Esa tensión que se desarrolla en la definición de la vía para encarar la crisis, expuesta en la cumbre del G-20, refleja que el fundamentalismo de mercado y el poder financiero siguen dando pelea. La batalla se expresa en si el Estado sustituye al mercado en áreas claves o lo asiste con recursos fiscales extendiendo la agonía y agudizando los costos de la debacle. Esa puja es la misma que se observa en el plano doméstico cuando se discute el fin de las AFJP. Las patrullas perdidas de Wall Street que circulan por Buenos Aires, integradas por ex funcionarios de cada uno de los fracasos económicos de los últimos treinta años, arremeten con furia contra el proyecto que termina con el negocio financiero de lucrar con el dinero previsional de los trabajadores. La cólera permanente por perder esa fuente inagotable de riquezas para pocos la expresan con el argumento de que así el Estado no asiste al mercado –como los planes de los países centrales–, sino que directamente lo reemplaza. Medida que es presentada como si fuese un horror cuando, precisamente, se revela como el medio más consistente en el actual período de colapso de la globalización financiera.

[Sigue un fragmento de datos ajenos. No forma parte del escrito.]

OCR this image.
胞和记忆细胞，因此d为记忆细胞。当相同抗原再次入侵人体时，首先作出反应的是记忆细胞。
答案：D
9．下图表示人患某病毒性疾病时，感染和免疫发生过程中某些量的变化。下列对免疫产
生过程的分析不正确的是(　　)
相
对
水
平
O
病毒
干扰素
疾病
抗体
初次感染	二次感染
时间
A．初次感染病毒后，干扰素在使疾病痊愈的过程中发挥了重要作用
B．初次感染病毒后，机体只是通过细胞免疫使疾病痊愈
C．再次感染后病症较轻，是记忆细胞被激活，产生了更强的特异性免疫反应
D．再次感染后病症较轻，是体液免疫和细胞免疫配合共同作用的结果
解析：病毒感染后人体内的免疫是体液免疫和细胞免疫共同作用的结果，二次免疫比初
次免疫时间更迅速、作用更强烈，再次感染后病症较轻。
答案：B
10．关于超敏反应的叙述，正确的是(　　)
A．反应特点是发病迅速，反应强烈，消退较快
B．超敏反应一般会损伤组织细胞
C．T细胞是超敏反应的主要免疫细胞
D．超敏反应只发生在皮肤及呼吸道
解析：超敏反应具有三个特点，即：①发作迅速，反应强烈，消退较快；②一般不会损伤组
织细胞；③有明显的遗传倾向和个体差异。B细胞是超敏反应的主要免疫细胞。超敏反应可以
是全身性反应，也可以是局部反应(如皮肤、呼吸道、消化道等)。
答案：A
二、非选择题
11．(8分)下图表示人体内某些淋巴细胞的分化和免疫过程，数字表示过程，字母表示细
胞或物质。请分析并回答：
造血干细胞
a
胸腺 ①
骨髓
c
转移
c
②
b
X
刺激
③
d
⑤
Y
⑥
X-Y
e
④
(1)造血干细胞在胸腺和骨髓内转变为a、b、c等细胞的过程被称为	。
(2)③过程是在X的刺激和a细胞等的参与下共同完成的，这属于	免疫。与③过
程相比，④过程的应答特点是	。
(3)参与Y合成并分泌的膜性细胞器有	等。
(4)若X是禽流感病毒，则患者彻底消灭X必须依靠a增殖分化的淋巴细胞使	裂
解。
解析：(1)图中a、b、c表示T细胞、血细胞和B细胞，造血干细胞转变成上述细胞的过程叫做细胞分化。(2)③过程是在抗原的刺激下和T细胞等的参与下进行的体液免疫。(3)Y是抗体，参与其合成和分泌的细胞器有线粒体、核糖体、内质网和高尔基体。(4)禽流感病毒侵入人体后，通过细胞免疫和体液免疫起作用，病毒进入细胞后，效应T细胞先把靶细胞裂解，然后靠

Con el fin de las AFJP, el Estado recupera la centralidad en la vida económica, social y política, espacio del que fue barrido durante la década del noventa. Esa reconquista de márgenes de intervención más potentes es lo que provoca destemplados comunicados de las cámaras empresarias. La incorporación como activos públicos en manos de la Anses de importante participación accionaria en compañías líderes genera un estado de perturbación y desconcierto en el poder. La posición más llamativa es la de sumisión de la Unión Industrial a los intereses del capital financiero. Aunque, en realidad, no debería sorprender porque la gran burguesía industrial, nacida al amparo de la sustitución de importaciones, no tuvo un proyecto alternativo al de la oligarquía, antes, y al que sumaron el del capital financiero, ahora, sino un proyecto de subordinación y asimilación a esos intereses. Esto pudo observarse en el apoyo autodestructivo de los industriales a la autodenominada Revolución Libertadora, a los planes económicos de Krieger Vasena y los sucesivos de Celestino Rodrigo, Martínez de Hoz y Cavallo. Esos empresarios reunidos en la UIA, ACDE y AEA no identifican su actividad especialmente con la industria y el mercado interno sino con la multiplicidad de actividades vinculadas a la intermediación financiera y los mercados externos. Sólo así se entiende la reacción desmesurada y la resistencia militante a un modelo productivo donde son los principales beneficiarios.
Ese complejo escenario local en el contexto de una crisis mundial de proporciones, que abrirá la previsible etapa de un Estado más activo, adquiere importancia a nivel doméstico respecto de quién abrazará la hegemonía de los resortes básicos de esas imprescindibles políticas públicas. Y éstas en función de pensar medidas en beneficio de las mayorías postergadas. Por eso no sólo es relevante que el Estado recupere la centralidad en la vida económica del país, sino que es igual de importante quiénes son los sujetos sociales y políticos que serán los protagonistas de ese proceso. Este es un capítulo que aún está en disputa dentro y fuera del Gobierno, con final abierto.